A Bienal, os pichadores e as práticas do capitalismo
A iniciativa expressa a típica prática do capitalismo que a Bienal representa: assimilar tudo aquilo que o combate, transformando isso em mercadoria. Por Bruno Baader.
Está acontecendo a 29ª Bienal de São Paulo. O evento conta com diversas obras de inúmeros artistas, dos mais variados ramos da arte. No entanto, a luz do tempo não afastou a sombra da polêmica da última Bienal, quando pichadores, revoltados com a “exposição do vazio”, invadiram o evento com latas de spray e picharam as paredes e vidros do salão, localizado no Parque do Ibirapuera. Naquela ocasião, os pichadores foram perseguidos e acabaram sendo vítimas da truculência dos seguranças do evento. Dois dos pichadores foram presos.Mas a arte, assim como a vida, é dinâmica e o capitalismo – muito bem representado pelo elitismo de eventos culturais como as Bienais – também. A 29ª Bienal, com o tema “Há sempre um copo de mar para o homem navegar”, tenta apagar da memória coletiva os estigmas de repressão da 28ª Bienal e abre espaço justamente para os algozes de outrora: os pichadores. O evento, este ano, conta com um mural onde estão expostas algumas pichações que também podem ser encontradas nas ruas de São Paulo. Além disso, o visitante pode assistir a diversos vídeos de variadas ações dos pichadores – entre elas, a invasão da 28ª Bienal – em televisões de LCD penduradas, imitando quadros.

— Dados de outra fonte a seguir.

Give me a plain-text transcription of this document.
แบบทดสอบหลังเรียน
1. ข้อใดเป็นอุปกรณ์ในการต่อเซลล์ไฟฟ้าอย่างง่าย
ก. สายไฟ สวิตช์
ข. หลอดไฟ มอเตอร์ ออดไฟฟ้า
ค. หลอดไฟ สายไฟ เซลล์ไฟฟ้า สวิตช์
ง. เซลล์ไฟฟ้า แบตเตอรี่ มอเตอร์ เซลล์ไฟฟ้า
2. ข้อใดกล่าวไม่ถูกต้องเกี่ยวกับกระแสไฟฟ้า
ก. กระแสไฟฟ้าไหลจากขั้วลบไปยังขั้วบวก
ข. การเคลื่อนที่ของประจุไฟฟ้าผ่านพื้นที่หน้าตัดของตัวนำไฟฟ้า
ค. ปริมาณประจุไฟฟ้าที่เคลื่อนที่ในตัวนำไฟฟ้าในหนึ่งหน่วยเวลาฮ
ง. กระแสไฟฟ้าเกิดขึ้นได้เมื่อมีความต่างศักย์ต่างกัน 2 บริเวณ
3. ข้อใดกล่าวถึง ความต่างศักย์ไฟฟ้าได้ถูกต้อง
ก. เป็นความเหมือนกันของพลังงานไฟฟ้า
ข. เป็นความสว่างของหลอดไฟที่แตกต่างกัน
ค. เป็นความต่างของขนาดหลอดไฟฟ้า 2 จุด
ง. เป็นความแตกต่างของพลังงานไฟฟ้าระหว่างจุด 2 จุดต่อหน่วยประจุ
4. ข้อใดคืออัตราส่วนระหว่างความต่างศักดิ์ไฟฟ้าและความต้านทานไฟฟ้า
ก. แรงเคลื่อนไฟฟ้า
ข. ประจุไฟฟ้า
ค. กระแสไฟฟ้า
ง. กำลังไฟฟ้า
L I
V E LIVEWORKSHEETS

O espaço aberto (ou conquistado?), à primeira vista, pode ser visto como algo positivo, uma vez que isso pode ser uma tentativa de transformação da arte popular em arte reconhecida. No entanto, a iniciativa, na verdade, expressa a típica prática do capitalismo que a Bienal muito bem representa: assimilar tudo aquilo que o combate, transformando isso em mercadoria.A pichação é arte. Arte marginal não é menos arte que “outras artes”. Da mesma forma que os Renascentistas eram vítimas de perseguição por questionar os dogmas de sua época (dogmas religiosos que defendiam o tabu em relação à forma humana), os pichadores o são por questionarem os dogmas de nossa época (dogmas burgueses que defendem a soberania da propriedade privada), ainda que não recorram a um discurso organizado para expressar esse questionamento de forma consciente. Apesar da perseguição e da criminalização, a pichação é mais parte do cotidiano das pessoas do que qualquer outra arte visual estática e pode ser muito melhor degustada por quem está se dirigindo à Bienal do que por quem lá está. Basta olhar para os prédios, muros, viadutos e outras “telas urbanas” disponíveis democraticamente a céu aberto, de graça para todos.Além disso, quem degusta a pichação na Bienal degusta uma arte “menos artística” – se é que é possível fazer uma hierarquização da arte – porque as pichações presentes nos murais da Bienal não contaram com a acrobacia comum a quem busca o pintar no impossível. Não contam com o questionamento recorrente entre transeuntes: “Como conseguiram escrever ali!?”. Não contam com a essência da pichação, que é o já citado questionamento à soberania da propriedade privada. Enfim, a pichação legalizada presente na 29ª Bienal é arte, mas uma arte despida de sua essência, uma arte sem porquês, que revela seu potencial de mercadoria.
Por outro lado, os intelectuais que freqüentam a Bienal podem se portar com a pompa de uma aristocracia liberal e defensora dos princípios democráticos. José Jobson, em um artigo sobre o livro Senhores e Caçadores do historiador Edward Thompson, defende que a elite e suas leis têm que parecer justas e algumas vezes até sê-lo para serem respeitadas e manter seu domínio sobre os outros. Essa é a tentativa da elite organizadora, patrocinadora, colaboradora e freqüentadora da Bienal, mostrando para todos o quão tolerante pode ser e, de quebra, se defendendo do maior risco à hegemonia da arte burguesa e elitista: a invasão do salão (o mundo da aristocracia contemporânea) pelas ruas.